Lok Pisey, a farmer in Por village, Kraing Svay commune, Preah Sdach district, Prey Veng province told The Post that until recently, none of the farmers in her village were aware that there was a market for the by-product of rice production.
Villagers used to abandon rice stalks in the fields – just to keep the fields moist so grass would grow for the cattle to eat. When the rice-planting season arrived, they would burn off the remaining material to kill all weeds and then begin re-planting.
“In the past two years, traders have appeared after the harvest and wanted to buy them. We have been offered from 500,000 to 800,000 riel per hectare, so I sold some and kept some as animal feed,” she said.
Pisey said she has 3.5ha of farmland, and generally plants and harvests rice twice a year. She sells 2ha worth of stalks per season, keeping 1.5ha to feed her livestock.
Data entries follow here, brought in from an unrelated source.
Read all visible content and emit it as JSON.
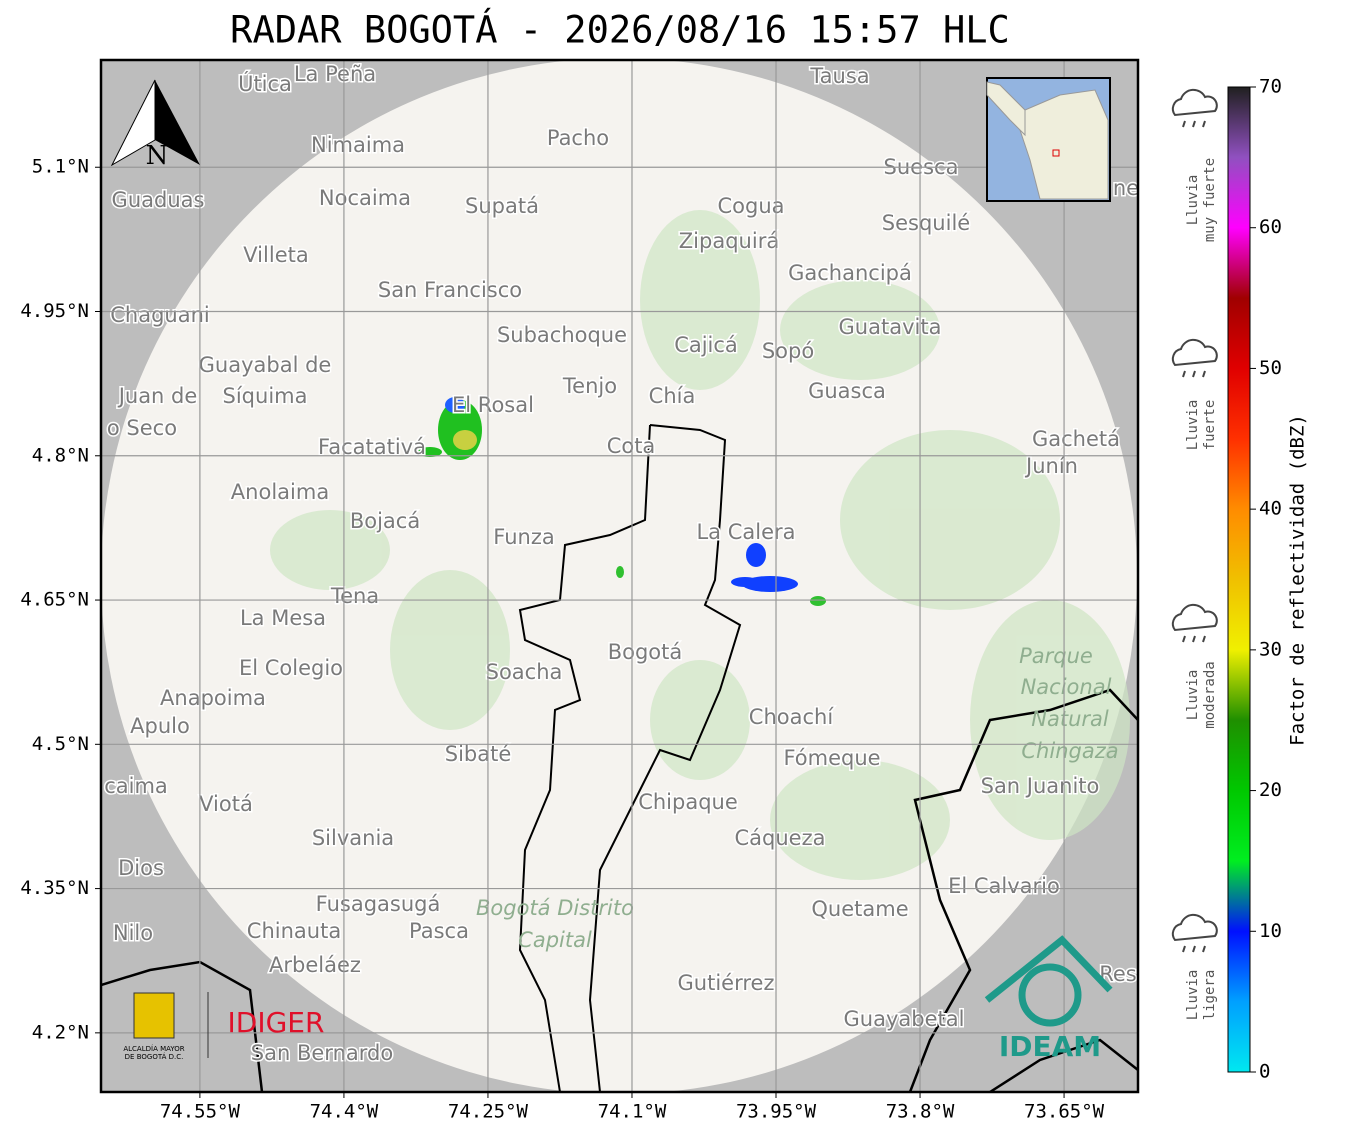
{
  "title": "RADAR BOGOTÁ - 2026/08/16 15:57 HLC",
  "map": {
    "xlim": [
      -74.653,
      -73.573
    ],
    "ylim": [
      4.1385,
      5.2115
    ],
    "grid": true,
    "xticks": [
      {
        "value": -74.55,
        "label": "74.55°W"
      },
      {
        "value": -74.4,
        "label": "74.4°W"
      },
      {
        "value": -74.25,
        "label": "74.25°W"
      },
      {
        "value": -74.1,
        "label": "74.1°W"
      },
      {
        "value": -73.95,
        "label": "73.95°W"
      },
      {
        "value": -73.8,
        "label": "73.8°W"
      },
      {
        "value": -73.65,
        "label": "73.65°W"
      }
    ],
    "yticks": [
      {
        "value": 5.1,
        "label": "5.1°N"
      },
      {
        "value": 4.95,
        "label": "4.95°N"
      },
      {
        "value": 4.8,
        "label": "4.8°N"
      },
      {
        "value": 4.65,
        "label": "4.65°N"
      },
      {
        "value": 4.5,
        "label": "4.5°N"
      },
      {
        "value": 4.35,
        "label": "4.35°N"
      },
      {
        "value": 4.2,
        "label": "4.2°N"
      }
    ],
    "north": "N",
    "places": [
      "Útica",
      "La Peña",
      "Tausa",
      "Nimaima",
      "Pacho",
      "Guaduas",
      "Nocaima",
      "Supatá",
      "Cogua",
      "Suesca",
      "Sesquilé",
      "Villeta",
      "Zipaquirá",
      "Gachancipá",
      "San Francisco",
      "Chaguani",
      "Guatavita",
      "Subachoque",
      "Cajicá",
      "Sopó",
      "Guayabal de",
      "Síquima",
      "Tenjo",
      "Chía",
      "Guasca",
      "Juan de",
      "o Seco",
      "El Rosal",
      "Facatativá",
      "Cota",
      "Gachetá",
      "Junín",
      "Anolaima",
      "Bojacá",
      "Funza",
      "La Calera",
      "Tena",
      "La Mesa",
      "El Colegio",
      "Soacha",
      "Bogotá",
      "Anapoima",
      "Apulo",
      "Choachí",
      "Sibaté",
      "Fómeque",
      "San Juanito",
      "caima",
      "Viotá",
      "Chipaque",
      "Silvania",
      "Cáqueza",
      "Dios",
      "El Calvario",
      "Fusagasugá",
      "Quetame",
      "Nilo",
      "Chinauta",
      "Pasca",
      "Arbeláez",
      "Gutiérrez",
      "Guayabetal",
      "San Bernardo",
      "Res",
      "ne"
    ],
    "parks": [
      "Parque",
      "Nacional",
      "Natural",
      "Chingaza",
      "Bogotá Distrito",
      "Capital"
    ]
  },
  "colorbar": {
    "label": "Factor de reflectividad (dBZ)",
    "lim": [
      0,
      70
    ],
    "ticks": [
      0,
      10,
      20,
      30,
      40,
      50,
      60,
      70
    ],
    "colors": [
      "#00e8f0",
      "#00a0ff",
      "#0010ff",
      "#00ee20",
      "#00c800",
      "#1f8f00",
      "#f0f000",
      "#f0c000",
      "#ff8c00",
      "#ff3000",
      "#e00000",
      "#a00000",
      "#ff00ff",
      "#9050c0",
      "#202020"
    ]
  },
  "legend": [
    {
      "lines": [
        "Lluvia",
        "muy fuerte"
      ]
    },
    {
      "lines": [
        "Lluvia",
        "fuerte"
      ]
    },
    {
      "lines": [
        "Lluvia",
        "moderada"
      ]
    },
    {
      "lines": [
        "Lluvia",
        "ligera"
      ]
    }
  ],
  "logos": {
    "alcaldia": "ALCALDÍA MAYOR",
    "alcaldia2": "DE BOGOTÁ D.C.",
    "idiger": "IDIGER",
    "ideam": "IDEAM"
  }
}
According to Pisey, she earns a little more than two million riel a tear from the sales. Some of her neighbours harvest three times a year, and earn even more.
A farmer from Svay Rieng province’s Chantrea district, 45-year-old Dun Ry, said farmers are very happy at the growth of this new market.
“In the past, selling rice was also difficult. Nowadays there is a market for our rice, but also the hay and rice stalks, and we are getting good prices for them all,” he said.
According to Ry, selling the stalks is not difficult at all. They can be sold to traders who will bring their own baling machine for around 500,000 riel per hectare or the farmers can hire a baler themselves and transport the bales to the Vietnamese border themselves – there are a lot of buyers, he said.
“If we employ a baling machine and operator, they will charge 1,500 riel per 10kg bale. Generally there are more than 200 bales in each hectare. Once we have transported them to the border, we can sell them for five or six thousand riel per bale, so if you deduct the costs of transport, baling and labour, we can earn from 700,000 to 900,000 riel per hectare.
However, Sim Sarom, a farmer in Kampong Speu province’s Oudong district, warned that the sales may provide short term benefits and income, but could have potentially disastrous consequences for the Kingdom’s farmlands.
“Hay and rice stalks – especially husks – are the best natural fertiliser. The increase soil fertility and long-term moisture, meaning that all kinds of crops, especially rice, grow with higher yields,” he said.
“If we tear up the stalks and plow one tonne of them into each hectare of farmland, with just one weeks’ watering they will become compost. In some cases, this could save up to two million riel worth of fertiliser, effectively meaning it was worth two million riel to the farmer,” he explained.
According to Sarom, farmers should think about the long term future of their farmland, and not just sell the stalks for fast cash. It was far easier to make use of them, thanks to the prevalence of modern agricultural machinery, he added.